EQMM 1948-11 by Ellery Queen’s Mystery Magazine

EQMM 1948-11 by Ellery Queen’s Mystery Magazine

Author:Ellery Queen’s Mystery Magazine [Magazine, Ellery Queen’s Mystery]
Language: eng
Format: epub
Published: 0101-01-01T00:00:00+00:00


The Thrill Is Gone

by Fulton Oursler and Rupert Hughes

From Colliers, copyright, 1942, by Fulton Oursler and Rupert Hughes

Fulton Oursler (alias Anthony Abbot), creator of Thatcher Colt, detective, and Rupert Hughes, creator of Dirk Memling, criminal, combine their rich talents on the strange story of Henry Dawkins, the member of a murder jury who went to extraordinary lengths to live dangerously…

The news in yesterday’s papers was not the beginning of a new life for Henry Dawkins, as many of his friends supposed, but the logical next step in a strange and long-concealed pattern that stretched from his cradle to the courtroom.

The hidden passion of Henry’s heart was a desire for excitement, a dream of adventure and danger. He was a small, freckled man with volcanic blue eyes and he worked in a piano factory in one of the distant and almost uninhabited reaches of the Bronx. He lived not far from the plant in the third floor front of a rooming house. In his room was a grand piano and a shelf filled with secondhand detective and Western novels. Henry could not play the piano and had bought his instrument merely to make the proper impression on his employer. Neither was he a detective or a cowboy, but he lived in a storybook world, always hoping that some day something would happen to him. And one day something did.

There came in Henry’s mail a summons for jury duty. As he was not acquainted with the defendant, had never been arrested, and had no prejudices against capital punishment, he was acceptable to both sides, and so became a member of the jury.

The prisoner was Wilma Bowers, a widow, and the charge was that she had willfully, and knowingly, and with malice aforethought, dropped into her husband’s beer enough cyanide of potassium to kill a horse. Mrs. Bowers admitted having bought the poison but only at her husband’s command. She admitted also that she had induced him to take out a life insurance policy for ten thousand dollars, but she felt this was no more than proper wifely prudence. Finally she asserted that her husband had suffered from chronic headaches and dosed his own beer with poison because he was tired of pain. In fact, he wrote a suicide note and left it on the table in the hall. Unfortunately, in the distraction of her grief, Wilma could not remember where she had mislaid this vital document.

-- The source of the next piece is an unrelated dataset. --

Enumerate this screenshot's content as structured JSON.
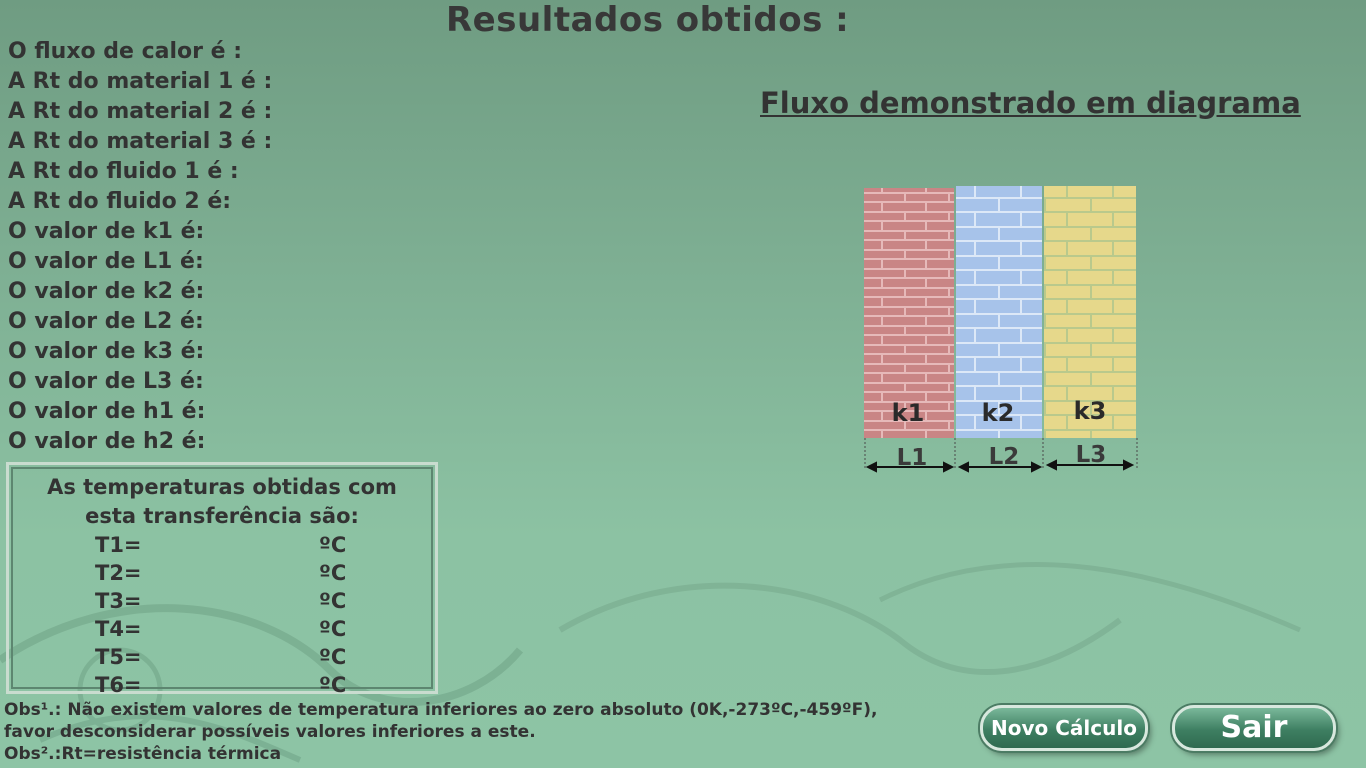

“A likely story!” flared the district attorney, rolling his eyes at the jury. But Dawkins was not listening to the district attorney. He could concentrate only on the lovely prisoner. Henry thought that Wilma was a fascinating, glamorous creature. The modest dressing of her dark hair, the hope and fear in her large eyes, the curvacious figure, made the blood incandescent in his veins. In fact, he barely heard the impassioned arguments of prosecutor and counsel for defense.

The first vote in the jury room was eleven to one for a verdict of guilty. The one acquittal ballot was Henry’s.